The latest tweets came this afternoon, when Trump singled out Reps. Raul Labrador, R-Idaho; Mark Meadows, R-North Carolina; and Jim Jordan, R-Ohio, who are all members of the Freedom Caucus.
Those tweets came hours after Trump tweeted that the caucus, which largely opposed the Republican health care bill last week, will do damage to the Republican Party as a whole.
"The Freedom Caucus will hurt the entire Republican agenda if they don't get on the team, & fast. We must fight them, & Dems, in 2018!" Trump tweeted this morning.
Last week White House press secretary Sean Spicer would not say whether Trump would campaign against those who didn't support the health care bill.
At today's press briefing, Spicer said Trump's tweet is "consistent with everything he has said since Friday of last week."
"His comments and his tweets speak for themselves," Spicer said.
The second round of tweets came later, when Trump wrote "If @RepMarkMeadows, @Jim_Jordan and @Raul_Labrador would get on board we would have both great healthcare and massive tax cuts & reform."
He followed that with another tweet, asking where the three congressmen were on the issue.
This is not the first time that Trump has singled out the Freedom Caucus. He addressed the faction on social media two days after the bill was shelved.
"Democrats are smiling in D.C. that the Freedom Caucus, with the help of Club For Growth and Heritage, have saved Planned Parenthood & Ocare!" he wrote on March 26.
Members of the caucus largely dismissed Trump's thinly veiled threats to challenge their re-election efforts in 2018.
"I mean, it's constructive in fifth grade," Rep.
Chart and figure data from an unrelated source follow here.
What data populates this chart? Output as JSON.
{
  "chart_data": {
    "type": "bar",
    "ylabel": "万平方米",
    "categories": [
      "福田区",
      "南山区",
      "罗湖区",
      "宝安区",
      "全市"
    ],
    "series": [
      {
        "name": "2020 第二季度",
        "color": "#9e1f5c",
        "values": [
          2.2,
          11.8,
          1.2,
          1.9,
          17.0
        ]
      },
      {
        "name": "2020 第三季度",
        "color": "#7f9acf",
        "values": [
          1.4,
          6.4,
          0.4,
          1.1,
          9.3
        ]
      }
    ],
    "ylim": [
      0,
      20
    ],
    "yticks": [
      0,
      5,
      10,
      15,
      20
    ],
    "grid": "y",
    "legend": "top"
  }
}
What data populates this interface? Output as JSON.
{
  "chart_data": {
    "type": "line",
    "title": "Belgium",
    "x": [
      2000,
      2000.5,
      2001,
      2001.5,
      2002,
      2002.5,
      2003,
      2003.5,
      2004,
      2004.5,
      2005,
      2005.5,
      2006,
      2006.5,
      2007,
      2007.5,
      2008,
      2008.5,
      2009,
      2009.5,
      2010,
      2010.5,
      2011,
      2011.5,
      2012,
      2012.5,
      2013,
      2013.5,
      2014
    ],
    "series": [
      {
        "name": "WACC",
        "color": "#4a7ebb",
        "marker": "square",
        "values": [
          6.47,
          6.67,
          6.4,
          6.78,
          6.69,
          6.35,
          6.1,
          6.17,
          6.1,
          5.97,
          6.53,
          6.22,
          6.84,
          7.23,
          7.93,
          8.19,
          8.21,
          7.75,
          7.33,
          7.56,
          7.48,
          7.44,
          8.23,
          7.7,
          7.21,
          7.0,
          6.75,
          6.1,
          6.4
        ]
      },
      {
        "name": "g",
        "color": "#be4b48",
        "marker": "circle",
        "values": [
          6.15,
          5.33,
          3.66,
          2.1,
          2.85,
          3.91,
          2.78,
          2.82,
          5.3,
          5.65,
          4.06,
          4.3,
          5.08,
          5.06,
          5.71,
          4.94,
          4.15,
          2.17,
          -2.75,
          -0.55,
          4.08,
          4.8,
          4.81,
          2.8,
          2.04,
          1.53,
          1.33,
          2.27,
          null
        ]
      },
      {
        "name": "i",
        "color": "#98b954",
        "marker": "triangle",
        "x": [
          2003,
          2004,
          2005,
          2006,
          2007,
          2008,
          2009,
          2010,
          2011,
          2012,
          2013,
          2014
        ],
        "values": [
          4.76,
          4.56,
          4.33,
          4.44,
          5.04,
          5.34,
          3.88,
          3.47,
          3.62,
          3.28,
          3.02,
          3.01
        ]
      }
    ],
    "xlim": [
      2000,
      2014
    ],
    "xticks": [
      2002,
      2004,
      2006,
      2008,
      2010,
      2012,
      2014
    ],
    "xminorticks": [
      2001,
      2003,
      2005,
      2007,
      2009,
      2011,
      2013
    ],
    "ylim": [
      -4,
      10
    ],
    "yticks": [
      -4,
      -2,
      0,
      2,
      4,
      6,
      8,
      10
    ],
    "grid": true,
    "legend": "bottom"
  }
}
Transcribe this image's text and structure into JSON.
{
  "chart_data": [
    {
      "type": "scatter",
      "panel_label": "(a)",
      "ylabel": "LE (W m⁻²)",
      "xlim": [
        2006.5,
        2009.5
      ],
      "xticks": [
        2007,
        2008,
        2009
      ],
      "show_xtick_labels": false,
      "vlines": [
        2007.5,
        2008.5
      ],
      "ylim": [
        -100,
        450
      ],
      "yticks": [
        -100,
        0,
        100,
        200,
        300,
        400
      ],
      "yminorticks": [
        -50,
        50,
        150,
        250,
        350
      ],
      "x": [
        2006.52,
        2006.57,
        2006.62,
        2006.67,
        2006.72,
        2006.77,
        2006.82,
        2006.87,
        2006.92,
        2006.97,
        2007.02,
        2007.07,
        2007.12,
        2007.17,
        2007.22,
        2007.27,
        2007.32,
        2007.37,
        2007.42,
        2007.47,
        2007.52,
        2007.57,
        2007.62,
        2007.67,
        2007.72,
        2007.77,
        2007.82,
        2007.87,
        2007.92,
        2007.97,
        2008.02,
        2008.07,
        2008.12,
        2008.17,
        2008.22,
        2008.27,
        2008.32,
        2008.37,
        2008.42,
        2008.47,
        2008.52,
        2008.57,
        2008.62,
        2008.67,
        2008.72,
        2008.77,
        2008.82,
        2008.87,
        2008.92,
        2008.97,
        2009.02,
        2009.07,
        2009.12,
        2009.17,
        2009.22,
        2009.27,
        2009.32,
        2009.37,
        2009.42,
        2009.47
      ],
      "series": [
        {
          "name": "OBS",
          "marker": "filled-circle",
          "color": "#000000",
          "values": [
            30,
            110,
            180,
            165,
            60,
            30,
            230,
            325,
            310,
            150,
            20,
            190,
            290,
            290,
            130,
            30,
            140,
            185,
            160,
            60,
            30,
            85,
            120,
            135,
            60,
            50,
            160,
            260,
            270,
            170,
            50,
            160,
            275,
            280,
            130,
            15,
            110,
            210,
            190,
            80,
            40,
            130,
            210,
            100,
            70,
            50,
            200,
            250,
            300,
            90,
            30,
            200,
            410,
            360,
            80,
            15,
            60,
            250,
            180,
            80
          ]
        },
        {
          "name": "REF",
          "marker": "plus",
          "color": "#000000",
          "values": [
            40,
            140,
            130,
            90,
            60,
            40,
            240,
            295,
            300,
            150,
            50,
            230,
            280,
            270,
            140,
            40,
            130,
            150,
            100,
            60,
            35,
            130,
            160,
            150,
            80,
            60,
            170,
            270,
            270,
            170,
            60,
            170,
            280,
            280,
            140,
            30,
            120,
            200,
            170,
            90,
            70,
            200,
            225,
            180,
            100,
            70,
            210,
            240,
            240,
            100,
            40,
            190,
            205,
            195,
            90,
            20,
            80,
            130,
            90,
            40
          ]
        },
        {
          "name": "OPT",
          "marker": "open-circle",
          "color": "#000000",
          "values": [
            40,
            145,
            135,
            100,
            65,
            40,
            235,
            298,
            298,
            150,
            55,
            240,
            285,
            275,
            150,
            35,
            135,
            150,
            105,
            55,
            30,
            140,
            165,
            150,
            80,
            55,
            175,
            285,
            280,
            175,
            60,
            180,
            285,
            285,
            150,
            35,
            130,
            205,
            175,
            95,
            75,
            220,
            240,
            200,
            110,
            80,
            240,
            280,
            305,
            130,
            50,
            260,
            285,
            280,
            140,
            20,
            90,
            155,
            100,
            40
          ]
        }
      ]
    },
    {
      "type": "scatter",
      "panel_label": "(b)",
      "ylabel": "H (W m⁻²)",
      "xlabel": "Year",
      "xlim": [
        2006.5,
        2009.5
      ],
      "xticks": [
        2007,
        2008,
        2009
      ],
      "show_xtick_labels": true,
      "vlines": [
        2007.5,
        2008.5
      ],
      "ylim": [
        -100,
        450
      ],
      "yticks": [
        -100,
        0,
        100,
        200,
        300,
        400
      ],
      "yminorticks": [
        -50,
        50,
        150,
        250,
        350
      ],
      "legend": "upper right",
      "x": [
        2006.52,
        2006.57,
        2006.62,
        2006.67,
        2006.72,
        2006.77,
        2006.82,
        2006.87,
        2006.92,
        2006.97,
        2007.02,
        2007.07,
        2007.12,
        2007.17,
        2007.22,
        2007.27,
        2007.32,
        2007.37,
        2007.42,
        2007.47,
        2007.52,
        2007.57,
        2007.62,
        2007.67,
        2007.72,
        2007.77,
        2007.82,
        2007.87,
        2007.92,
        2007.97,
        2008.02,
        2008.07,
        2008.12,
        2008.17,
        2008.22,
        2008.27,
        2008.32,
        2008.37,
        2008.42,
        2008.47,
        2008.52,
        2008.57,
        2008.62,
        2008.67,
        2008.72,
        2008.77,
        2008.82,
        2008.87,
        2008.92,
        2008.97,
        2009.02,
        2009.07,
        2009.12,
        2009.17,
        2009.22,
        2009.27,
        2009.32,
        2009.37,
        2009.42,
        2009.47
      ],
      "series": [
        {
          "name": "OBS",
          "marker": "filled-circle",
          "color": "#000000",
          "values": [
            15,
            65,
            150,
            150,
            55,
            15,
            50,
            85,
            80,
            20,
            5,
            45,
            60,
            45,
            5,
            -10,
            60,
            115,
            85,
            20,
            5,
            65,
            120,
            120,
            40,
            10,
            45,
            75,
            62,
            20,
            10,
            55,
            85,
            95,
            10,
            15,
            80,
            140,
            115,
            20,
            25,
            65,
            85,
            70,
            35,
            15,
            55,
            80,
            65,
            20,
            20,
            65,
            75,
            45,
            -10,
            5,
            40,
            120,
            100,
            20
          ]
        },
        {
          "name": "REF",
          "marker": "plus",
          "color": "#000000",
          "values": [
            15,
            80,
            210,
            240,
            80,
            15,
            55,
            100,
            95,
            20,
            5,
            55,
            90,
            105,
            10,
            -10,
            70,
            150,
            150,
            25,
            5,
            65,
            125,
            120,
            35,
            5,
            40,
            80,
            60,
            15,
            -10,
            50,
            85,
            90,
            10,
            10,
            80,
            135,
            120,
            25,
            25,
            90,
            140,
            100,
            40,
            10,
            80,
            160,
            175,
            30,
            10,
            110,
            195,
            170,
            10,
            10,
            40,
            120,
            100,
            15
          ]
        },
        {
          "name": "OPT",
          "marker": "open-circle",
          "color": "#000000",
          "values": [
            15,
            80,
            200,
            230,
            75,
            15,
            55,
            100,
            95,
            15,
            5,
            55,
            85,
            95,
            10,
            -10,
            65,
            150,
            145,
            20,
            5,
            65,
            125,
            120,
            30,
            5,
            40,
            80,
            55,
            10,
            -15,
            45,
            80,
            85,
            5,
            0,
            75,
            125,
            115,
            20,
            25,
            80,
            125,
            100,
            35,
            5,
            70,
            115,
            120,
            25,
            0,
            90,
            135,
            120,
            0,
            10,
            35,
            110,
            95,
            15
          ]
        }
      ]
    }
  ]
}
Justin Amash, R-Michigan, a founding member of the Freedom Caucus, sarcastically told reporters at the Capitol today when asked if Trump's pressure could reignite negotiations.
"I'm not going to get hung up on a tweet," Rep. Scott DesJarlais, R-Tennessee, said in an interview.
"My impression of the White House doesn't come from Trump's tweets," said DesJarlais, who was courted by Trump on the health care bill but planned to vote against it. "He [tweets]. I don't really pay much attention to it."
Rep. Trent Franks, R-Arizona, who was open to supporting the health care bill last week, said Freedom Caucus members are "the best friends the president has" on Capitol Hill.
"If a primary challenger will serve this country better than me, I'm certainly willing to entertain that," said Franks, a veteran lawmaker.
Sen. Bob Corker, R-Tennessee, the chairman of the Senate Foreign Relations Committee, took a dig at House Speaker Paul Ryan of Wisconsin after he suggested in a CBS interview that he was concerned Trump would work with Democrats over conservative Republicans after the failure of the health care bill.
"We have come a long way in our country when the speaker of one party urges a president NOT to work with the other party to solve a problem," Corker tweeted.
ABC News' Katherine Faulders contributed to this report.